Another must have for this area is a shallow water anchor system. Just about every flats or bay boat in Southwest Florida now sports a Power Pole. This is one of the best inventions for boaters in the last twenty years, allowing you to stop and hold position in up to eight feet of water at the touch of a button. I don’t know anyone who owns a Power Pole and is not totally satisfied with it. Beavertail offers them as a factory installed option but I didn’t order it and wish I had. The $1500 cost was a serious issue at the time but it would have been money well spent.
For now I use a Stick It Anchor Pin. This is an ingenious piece of hardware that I call the “Poor Man’s Power Pole.” The Stick It is a simple eight foot composite spike with a nylon lanyard and a T handle at the top. You simply shove it into the bottom and tie it off to the bow or stern. This holds a light skiff almost as well as a Power Pole but only costs $90. It’s an easy and indestructible alternative and also a great backup system for larger boats in the shallows.
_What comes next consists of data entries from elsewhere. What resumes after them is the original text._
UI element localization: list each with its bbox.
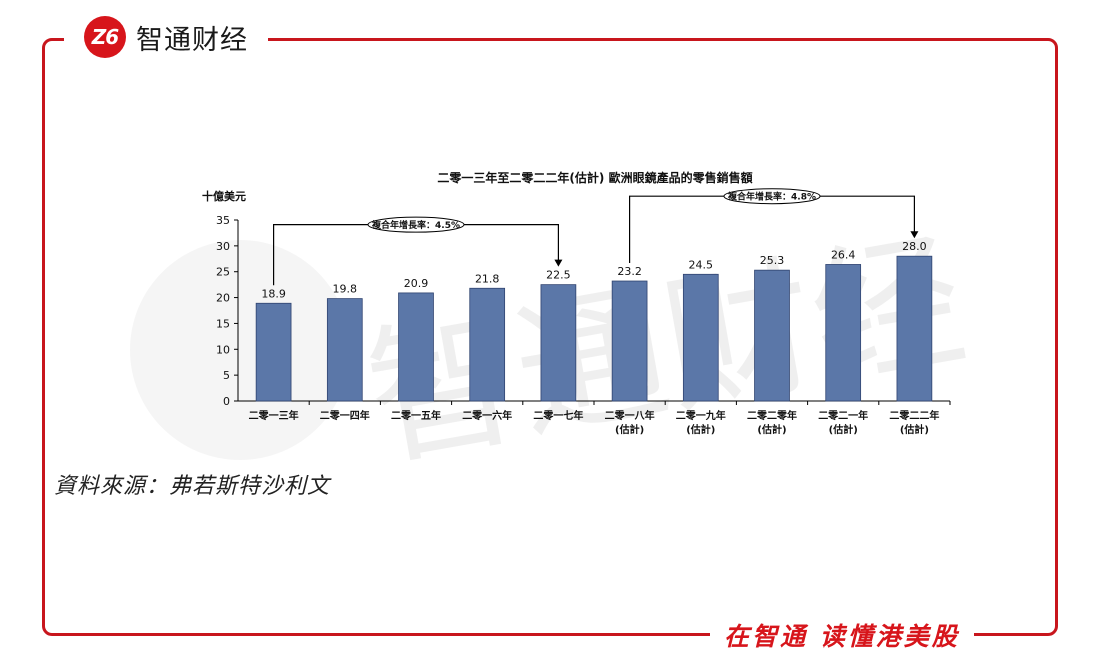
cagr-label: 複合年增長率：4.8% (727, 191, 816, 203)
slogan-text: 在智通 读懂港美股 (724, 622, 960, 651)
data-label: 24.5 (689, 258, 714, 271)
cagr-arrowhead (554, 259, 563, 267)
x-tick-label: (估計) (829, 423, 858, 436)
y-axis-label: 十億美元 (202, 189, 246, 203)
bar (469, 287, 506, 402)
x-tick-label: 二零二零年 (747, 409, 797, 422)
cagr-label: 複合年增長率：4.5% (371, 219, 460, 231)
x-tick-label: 二零一四年 (320, 409, 370, 422)
header-logo[interactable]: Z6 智通财经 (64, 14, 268, 60)
data-label: 26.4 (831, 248, 856, 261)
bar (754, 269, 790, 402)
bar (540, 284, 577, 402)
x-tick-label: 二零一九年 (676, 409, 726, 422)
data-label: 28.0 (902, 240, 927, 253)
bar (896, 255, 933, 402)
cagr-label-oval (367, 216, 465, 233)
x-tick-label: 二零一五年 (391, 409, 441, 422)
footer-slogan: 在智通 读懂港美股 (710, 612, 974, 658)
cagr-arrowhead (910, 231, 919, 239)
bar (682, 273, 719, 402)
y-tick-label: 10 (216, 343, 230, 356)
y-tick-label: 20 (216, 292, 230, 305)
cagr-bracket (629, 195, 916, 264)
y-tick-label: 0 (223, 395, 230, 408)
y-tick-label: 15 (216, 317, 230, 330)
source-note: 資料來源：弗若斯特沙利文 (54, 474, 331, 499)
y-tick-label: 35 (216, 214, 230, 227)
cagr-label-oval (723, 188, 821, 205)
y-tick-label: 30 (216, 240, 230, 253)
data-label: 21.8 (475, 272, 500, 285)
chart-title: 二零一三年至二零二二年(估計) 歐洲眼鏡產品的零售銷售額 (437, 170, 752, 185)
x-tick-label: (估計) (900, 423, 929, 436)
data-label: 20.9 (404, 277, 429, 290)
x-tick-label: 二零一三年 (249, 409, 299, 422)
x-tick-label: (估計) (686, 423, 715, 436)
x-tick-label: 二零一七年 (533, 409, 583, 422)
x-tick-label: (估計) (757, 423, 786, 436)
y-tick-label: 5 (223, 369, 230, 382)
y-tick-label: 25 (216, 266, 230, 279)
data-label: 19.8 (333, 283, 358, 296)
bar (611, 280, 648, 402)
bar (326, 298, 363, 402)
data-label: 23.2 (617, 265, 642, 278)
data-label: 18.9 (261, 287, 286, 300)
x-tick-label: (估計) (615, 423, 644, 436)
data-label: 25.3 (760, 254, 785, 267)
x-tick-label: 二零一八年 (605, 409, 655, 422)
logo-mark-icon: Z6 (84, 16, 126, 58)
bar (825, 264, 862, 402)
data-label: 22.5 (546, 269, 571, 282)
x-tick-label: 二零一六年 (462, 409, 512, 422)
content-frame (42, 38, 1058, 636)
x-tick-label: 二零二一年 (818, 409, 868, 422)
x-tick-label: 二零二二年 (889, 409, 939, 422)
bar (255, 302, 292, 402)
bar (398, 292, 434, 402)
logo-text: 智通财经 (136, 24, 248, 56)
At some point, however, I will add an eight foot Power Pole to my Beavertail.
Finally, the one piece of gear on my boat that gets more use than any other is my graphite push pole. By my own rough estimate I’ve spent at least twelve thousand hours on a poling platform over the last fifteen years. That’s almost five hundred solid days with a push pole in my hands. I’ve owned only one model for the past ten years and that’s a twenty-one foot Stiffy Hybrid. These Texas made push poles are the best on the market and at $700 they’re not cheap. They are well worth the money. This is the one thing I consider indispensible on my boat and I wouldn’t consider using another model.
So that’s a quick rundown of how I’ve rigged my boat for fishing around Pine Island. I’m not endorsed by any company I mentioned above so these were my honest opinions. There are a lot of flats boats currently on the market similar to my Beavertail B-2. Most cost more and some cost less. The good news is that if you’re in the market for a very shallow running skiff and the all the gear to rig it for fishing Southwest Florida, you literally have a ton of choices. It’s a great time to hit the flats.